Romans 2:9 Parallel Verses [⇓ See commentary ⇓]

Romans 2:9, NIV: "There will be trouble and distress for every human being who does evil: first for the Jew, then for the Gentile;"

Romans 2:9, ESV: "There will be tribulation and distress for every human being who does evil, the Jew first and also the Greek,"

Romans 2:9, KJV: "Tribulation and anguish, upon every soul of man that doeth evil, of the Jew first, and also of the Gentile;"

Romans 2:9, NASB: "There will be tribulation and distress for every soul of mankind who does evil, for the Jew first and also for the Greek,"

Romans 2:9, NLT: "There will be trouble and calamity for everyone who keeps on doing what is evil--for the Jew first and also for the Gentile."

Romans 2:9, CSB: "There will be affliction and distress for every human being who does evil, first to the Jew, and also to the Greek;"

What does Romans 2:9 mean? [⇑ See verse text ⇑]

God will, in fact, judge every person according to what he or she has done. If a person is depending on their own good works to be saved—to enter into heaven—they are doomed, since their sin can never be undone or overcome by good deeds. If, on the other hand, a person is saved, judgment for their works involves heavenly rewards, instead (2 Corinthians 5:10). Paul has written that if someone were able to lead a life of consistent and ongoing good works in the pursuit of glory, honor, and immortality, God would give that person eternal life. Paul will later show that none of us are able to live that way (Romans 3:23).

By contrast, God will give His "wrath and fury" to every person who lives in selfishness and disobedience to His truth. What form will God's wrath and fury take? Paul now describes it as tribulation and distress. In other words, this judgment of God on everyone who does evil will be hard and stressful.

Notice that Paul has defined our selfish sinfulness as evil. He will go on to show that all of us are guilty of this evil. According to this universal truth that God will judge us according to our works, each of us will deserve the tribulation and distress He will deliver.
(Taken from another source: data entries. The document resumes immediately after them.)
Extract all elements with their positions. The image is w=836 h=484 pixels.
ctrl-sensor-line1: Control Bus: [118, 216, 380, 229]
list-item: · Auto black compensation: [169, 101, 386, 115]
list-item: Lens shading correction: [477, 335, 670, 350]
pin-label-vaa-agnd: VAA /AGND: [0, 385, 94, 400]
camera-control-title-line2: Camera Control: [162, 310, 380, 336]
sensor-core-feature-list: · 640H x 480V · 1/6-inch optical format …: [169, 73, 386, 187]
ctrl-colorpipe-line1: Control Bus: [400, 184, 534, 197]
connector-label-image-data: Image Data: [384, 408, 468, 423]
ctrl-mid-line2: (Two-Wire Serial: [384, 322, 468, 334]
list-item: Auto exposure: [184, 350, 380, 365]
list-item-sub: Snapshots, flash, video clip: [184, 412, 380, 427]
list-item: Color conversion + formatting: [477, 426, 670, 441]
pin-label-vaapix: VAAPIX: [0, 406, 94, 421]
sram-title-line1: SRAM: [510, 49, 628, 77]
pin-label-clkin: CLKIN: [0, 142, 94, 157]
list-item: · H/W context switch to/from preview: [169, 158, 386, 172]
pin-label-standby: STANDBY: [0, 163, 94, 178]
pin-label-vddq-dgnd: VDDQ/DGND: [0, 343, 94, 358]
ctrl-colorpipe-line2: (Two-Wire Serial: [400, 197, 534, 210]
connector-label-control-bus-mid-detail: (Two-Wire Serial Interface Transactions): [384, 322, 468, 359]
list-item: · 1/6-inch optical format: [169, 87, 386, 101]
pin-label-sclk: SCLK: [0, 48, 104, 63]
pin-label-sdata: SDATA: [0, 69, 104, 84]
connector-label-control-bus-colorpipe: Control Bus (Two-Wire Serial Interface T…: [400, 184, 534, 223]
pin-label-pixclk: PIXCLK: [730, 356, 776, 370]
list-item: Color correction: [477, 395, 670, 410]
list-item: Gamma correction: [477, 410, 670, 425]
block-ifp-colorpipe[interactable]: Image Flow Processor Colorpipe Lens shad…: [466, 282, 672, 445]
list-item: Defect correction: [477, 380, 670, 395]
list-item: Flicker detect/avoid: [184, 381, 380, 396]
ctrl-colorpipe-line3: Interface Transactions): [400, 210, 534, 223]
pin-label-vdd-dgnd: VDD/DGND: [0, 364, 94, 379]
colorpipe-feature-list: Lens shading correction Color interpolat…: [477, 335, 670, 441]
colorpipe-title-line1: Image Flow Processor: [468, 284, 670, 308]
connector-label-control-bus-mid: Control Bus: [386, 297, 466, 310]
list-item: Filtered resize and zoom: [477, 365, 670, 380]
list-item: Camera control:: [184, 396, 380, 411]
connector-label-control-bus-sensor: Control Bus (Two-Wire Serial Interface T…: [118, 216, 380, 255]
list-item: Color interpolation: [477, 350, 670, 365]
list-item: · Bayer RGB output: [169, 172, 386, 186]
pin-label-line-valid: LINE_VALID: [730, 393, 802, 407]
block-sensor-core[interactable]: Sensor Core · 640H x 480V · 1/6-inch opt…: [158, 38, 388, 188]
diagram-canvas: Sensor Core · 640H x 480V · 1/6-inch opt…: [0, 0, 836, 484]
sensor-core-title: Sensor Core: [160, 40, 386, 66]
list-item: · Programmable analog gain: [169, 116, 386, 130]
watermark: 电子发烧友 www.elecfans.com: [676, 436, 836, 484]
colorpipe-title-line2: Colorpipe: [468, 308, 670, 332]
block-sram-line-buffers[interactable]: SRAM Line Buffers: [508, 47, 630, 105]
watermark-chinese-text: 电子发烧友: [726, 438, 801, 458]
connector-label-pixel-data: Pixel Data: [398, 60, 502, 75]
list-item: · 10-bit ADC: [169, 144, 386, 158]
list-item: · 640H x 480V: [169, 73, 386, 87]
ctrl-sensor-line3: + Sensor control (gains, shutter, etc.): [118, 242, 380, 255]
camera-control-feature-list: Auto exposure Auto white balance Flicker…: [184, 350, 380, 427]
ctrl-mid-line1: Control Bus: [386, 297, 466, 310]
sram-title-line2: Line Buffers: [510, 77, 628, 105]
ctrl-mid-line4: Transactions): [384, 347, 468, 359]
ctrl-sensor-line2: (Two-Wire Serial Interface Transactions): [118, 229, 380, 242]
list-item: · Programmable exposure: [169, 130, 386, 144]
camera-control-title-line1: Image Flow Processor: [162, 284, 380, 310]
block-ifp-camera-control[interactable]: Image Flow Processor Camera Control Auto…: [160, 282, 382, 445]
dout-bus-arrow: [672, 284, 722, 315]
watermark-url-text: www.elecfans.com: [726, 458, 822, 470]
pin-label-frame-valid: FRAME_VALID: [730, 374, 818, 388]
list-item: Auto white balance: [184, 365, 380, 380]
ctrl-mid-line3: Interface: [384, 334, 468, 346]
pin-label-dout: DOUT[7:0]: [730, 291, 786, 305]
Paul adds that God's judgment will be delivered first to the Jew and then to the Greek. In this context, "the Greek" means the same thing as "Gentile:" those who are not Jewish. Paul used this same phrase in Romans 1:16 when describing how the gospel, not our good works, brings salvation to every believer, "first to the Jew, then to the Gentile" (NIV). In other words, the good news of salvation by faith in Christ was first presented to the Jews, God's chosen people. In the same way, Paul shows that God's judgment for sinfulness will also fall first on the Jews, and then on everyone else.

Paul's purpose in saying this will be restated in verse 11: "For God shows no partiality." In other words, when it comes to judgment for personal sin, God regards each one of us individually, no matter our race or any other consideration.